Iran’s nuclear negotiations are overseen directly by Supreme Leader Ayatollah Ali Khamenei, who has largely pushed Ahmadinejad to the political margins after he tried to challenge the near-absolute power of the ruling theocracy. Ahmadinejad cannot independently set Iranian policies, but he remains the international face of Iran and his remarks at the U.N. and other forums are interpreted as messages from the ruling clerics.
Statements earlier this week suggest he may use the U.N. stage to press Iran’s demand that lifting sanctions must be part of the nuclear negotiations.
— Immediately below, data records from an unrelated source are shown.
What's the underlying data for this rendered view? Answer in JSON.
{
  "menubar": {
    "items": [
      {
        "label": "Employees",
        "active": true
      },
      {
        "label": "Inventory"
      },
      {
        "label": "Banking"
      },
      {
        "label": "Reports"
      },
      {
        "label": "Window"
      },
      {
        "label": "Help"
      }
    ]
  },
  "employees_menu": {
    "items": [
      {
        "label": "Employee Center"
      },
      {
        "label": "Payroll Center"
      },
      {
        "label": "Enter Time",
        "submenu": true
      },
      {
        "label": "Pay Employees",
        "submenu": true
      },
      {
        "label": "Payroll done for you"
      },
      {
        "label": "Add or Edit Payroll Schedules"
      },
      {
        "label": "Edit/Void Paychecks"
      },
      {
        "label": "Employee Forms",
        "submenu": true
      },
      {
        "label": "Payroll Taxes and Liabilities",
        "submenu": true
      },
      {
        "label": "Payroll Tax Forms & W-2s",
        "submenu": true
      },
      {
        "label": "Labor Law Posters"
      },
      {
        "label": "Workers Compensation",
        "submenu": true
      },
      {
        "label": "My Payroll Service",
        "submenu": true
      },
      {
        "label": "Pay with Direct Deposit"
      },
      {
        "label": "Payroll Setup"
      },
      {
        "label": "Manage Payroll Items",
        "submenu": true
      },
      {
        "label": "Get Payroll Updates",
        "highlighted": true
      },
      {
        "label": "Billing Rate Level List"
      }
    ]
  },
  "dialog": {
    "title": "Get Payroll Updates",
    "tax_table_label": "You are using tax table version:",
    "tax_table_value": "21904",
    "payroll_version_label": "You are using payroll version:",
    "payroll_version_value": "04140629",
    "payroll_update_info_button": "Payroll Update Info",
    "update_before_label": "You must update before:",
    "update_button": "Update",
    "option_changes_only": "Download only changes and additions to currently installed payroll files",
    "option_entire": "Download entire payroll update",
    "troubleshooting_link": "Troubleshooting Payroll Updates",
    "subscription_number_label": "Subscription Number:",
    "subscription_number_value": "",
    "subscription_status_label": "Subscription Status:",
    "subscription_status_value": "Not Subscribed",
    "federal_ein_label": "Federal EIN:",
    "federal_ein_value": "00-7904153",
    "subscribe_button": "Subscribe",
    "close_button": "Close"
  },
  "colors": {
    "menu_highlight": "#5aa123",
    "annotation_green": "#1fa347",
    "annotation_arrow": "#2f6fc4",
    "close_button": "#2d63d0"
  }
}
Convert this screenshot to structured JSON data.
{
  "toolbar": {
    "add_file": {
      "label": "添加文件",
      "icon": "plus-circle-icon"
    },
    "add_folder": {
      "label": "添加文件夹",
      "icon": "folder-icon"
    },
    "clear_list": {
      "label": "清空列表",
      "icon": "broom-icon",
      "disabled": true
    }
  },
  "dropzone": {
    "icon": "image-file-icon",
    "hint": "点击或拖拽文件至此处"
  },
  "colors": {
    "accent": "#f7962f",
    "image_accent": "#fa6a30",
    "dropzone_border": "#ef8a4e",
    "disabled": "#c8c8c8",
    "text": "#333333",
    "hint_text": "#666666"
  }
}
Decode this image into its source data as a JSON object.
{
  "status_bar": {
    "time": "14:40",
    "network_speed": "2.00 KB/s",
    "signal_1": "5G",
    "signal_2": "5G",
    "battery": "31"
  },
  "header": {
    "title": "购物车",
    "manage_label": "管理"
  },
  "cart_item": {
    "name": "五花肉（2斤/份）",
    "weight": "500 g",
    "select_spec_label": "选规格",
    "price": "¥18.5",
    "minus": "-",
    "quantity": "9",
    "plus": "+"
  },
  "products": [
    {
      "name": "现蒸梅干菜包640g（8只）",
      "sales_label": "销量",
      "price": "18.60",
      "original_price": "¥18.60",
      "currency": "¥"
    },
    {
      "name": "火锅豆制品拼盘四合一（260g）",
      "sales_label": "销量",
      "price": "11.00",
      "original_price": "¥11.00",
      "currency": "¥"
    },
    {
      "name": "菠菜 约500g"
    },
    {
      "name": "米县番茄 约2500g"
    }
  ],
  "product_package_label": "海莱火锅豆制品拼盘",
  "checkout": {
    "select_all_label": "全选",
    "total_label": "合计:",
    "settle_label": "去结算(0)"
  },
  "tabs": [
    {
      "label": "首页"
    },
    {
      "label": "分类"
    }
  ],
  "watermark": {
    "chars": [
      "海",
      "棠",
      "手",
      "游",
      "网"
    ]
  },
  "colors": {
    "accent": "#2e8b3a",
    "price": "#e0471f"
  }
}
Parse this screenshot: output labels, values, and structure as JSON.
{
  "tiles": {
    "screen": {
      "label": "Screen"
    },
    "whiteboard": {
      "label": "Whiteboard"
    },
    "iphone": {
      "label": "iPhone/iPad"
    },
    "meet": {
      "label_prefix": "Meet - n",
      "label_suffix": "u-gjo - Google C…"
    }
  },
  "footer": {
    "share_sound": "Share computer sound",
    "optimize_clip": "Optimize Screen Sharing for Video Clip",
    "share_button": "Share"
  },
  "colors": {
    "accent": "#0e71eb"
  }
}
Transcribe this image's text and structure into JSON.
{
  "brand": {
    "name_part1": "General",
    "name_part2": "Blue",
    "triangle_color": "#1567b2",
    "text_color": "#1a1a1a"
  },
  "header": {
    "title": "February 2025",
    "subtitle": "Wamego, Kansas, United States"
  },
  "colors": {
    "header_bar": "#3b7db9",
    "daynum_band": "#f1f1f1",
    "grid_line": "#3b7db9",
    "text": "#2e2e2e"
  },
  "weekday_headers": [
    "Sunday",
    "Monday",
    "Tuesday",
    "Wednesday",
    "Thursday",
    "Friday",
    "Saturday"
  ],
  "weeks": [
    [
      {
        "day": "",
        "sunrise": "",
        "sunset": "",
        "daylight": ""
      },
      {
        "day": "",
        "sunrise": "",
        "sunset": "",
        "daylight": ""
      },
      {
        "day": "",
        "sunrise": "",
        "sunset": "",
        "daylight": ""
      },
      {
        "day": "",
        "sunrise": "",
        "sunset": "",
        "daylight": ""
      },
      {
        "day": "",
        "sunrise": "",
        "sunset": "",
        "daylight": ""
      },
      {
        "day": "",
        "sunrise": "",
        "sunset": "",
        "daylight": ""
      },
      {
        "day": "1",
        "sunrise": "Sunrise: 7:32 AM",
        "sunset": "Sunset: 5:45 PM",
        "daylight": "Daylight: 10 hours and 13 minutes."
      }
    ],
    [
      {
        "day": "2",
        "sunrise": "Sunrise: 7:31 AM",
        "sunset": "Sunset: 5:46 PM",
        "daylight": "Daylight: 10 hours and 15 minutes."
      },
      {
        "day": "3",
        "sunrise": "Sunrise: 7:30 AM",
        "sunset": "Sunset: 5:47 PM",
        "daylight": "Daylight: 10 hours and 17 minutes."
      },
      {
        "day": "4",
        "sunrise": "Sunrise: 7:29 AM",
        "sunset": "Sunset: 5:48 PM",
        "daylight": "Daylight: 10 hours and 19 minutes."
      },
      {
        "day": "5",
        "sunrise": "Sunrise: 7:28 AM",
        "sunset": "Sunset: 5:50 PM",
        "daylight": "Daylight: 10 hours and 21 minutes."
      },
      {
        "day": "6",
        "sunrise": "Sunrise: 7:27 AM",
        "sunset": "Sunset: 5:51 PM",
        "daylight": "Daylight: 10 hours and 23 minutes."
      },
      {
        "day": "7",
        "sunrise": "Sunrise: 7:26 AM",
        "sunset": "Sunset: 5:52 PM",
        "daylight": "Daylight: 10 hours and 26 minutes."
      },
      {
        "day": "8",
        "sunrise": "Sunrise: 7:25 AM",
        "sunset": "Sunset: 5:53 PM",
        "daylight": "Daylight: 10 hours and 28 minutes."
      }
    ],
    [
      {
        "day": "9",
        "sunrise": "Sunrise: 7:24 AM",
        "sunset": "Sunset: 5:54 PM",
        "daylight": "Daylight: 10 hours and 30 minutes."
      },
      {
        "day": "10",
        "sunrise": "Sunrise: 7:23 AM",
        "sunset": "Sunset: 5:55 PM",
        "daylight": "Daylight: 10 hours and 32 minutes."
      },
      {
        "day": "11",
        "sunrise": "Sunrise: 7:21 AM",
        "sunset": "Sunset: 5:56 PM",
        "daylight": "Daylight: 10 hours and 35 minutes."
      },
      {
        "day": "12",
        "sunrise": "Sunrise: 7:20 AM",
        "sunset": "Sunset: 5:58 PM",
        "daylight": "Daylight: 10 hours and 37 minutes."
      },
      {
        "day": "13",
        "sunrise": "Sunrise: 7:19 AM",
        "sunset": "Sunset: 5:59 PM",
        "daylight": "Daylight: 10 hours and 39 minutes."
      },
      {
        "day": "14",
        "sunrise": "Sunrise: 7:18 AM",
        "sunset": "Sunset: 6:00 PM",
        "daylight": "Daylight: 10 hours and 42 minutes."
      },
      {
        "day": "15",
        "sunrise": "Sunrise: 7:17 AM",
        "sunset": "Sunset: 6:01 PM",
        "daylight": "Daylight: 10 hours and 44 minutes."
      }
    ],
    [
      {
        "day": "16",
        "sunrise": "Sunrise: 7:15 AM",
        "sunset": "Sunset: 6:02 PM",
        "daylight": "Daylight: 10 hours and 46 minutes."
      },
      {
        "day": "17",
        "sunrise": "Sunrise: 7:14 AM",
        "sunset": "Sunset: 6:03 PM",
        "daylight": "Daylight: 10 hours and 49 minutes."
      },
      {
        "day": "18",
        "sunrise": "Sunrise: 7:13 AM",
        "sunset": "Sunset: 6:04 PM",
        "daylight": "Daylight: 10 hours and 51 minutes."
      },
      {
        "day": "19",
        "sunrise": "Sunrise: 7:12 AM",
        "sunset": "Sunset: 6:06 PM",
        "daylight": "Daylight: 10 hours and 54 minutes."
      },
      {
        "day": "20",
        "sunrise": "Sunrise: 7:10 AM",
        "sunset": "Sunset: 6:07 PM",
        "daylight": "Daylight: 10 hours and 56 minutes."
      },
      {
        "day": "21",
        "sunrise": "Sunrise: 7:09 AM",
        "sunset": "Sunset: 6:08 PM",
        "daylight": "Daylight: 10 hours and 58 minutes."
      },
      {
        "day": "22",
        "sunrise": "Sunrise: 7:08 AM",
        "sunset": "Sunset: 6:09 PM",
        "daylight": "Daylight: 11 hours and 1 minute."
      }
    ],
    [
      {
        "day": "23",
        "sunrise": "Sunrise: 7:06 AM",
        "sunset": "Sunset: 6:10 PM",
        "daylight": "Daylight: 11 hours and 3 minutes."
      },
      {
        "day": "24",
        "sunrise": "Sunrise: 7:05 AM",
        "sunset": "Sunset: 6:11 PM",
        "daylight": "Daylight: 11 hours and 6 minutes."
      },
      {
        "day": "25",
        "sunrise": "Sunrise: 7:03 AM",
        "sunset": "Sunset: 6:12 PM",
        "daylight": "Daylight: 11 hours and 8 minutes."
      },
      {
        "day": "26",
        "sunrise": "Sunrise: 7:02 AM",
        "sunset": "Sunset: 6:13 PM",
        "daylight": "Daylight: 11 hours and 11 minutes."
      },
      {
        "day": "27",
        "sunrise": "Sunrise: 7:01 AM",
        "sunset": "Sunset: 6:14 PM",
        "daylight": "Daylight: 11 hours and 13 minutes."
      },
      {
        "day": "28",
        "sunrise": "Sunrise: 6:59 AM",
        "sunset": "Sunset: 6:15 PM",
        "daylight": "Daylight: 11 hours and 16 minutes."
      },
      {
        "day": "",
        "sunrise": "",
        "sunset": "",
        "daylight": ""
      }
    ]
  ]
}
On a live TV talk show, Ahmadinejad acknowledged that the oil and banking sanctions have presented "barriers" to Iran’s economy. "It is an all-out, hidden, heavy war" to force concessions on Tehran’s nuclear program, he said.
Nicholas Burns, a former No. 3 official at the State Department, said failure to restart the negotiations between Iran and the five permanent Security Council members plus Germany should not be considered the last option for Washington. Burns, now a professor of diplomacy and international politics at Harvard’s Kennedy School of Government, said that could lead to "a final attempt" at direct talks with Tehran.
"It is in our interest to seek direct U.S.-Iran talks," he said, "to determine whether or not there is a diplomatic solution short of war."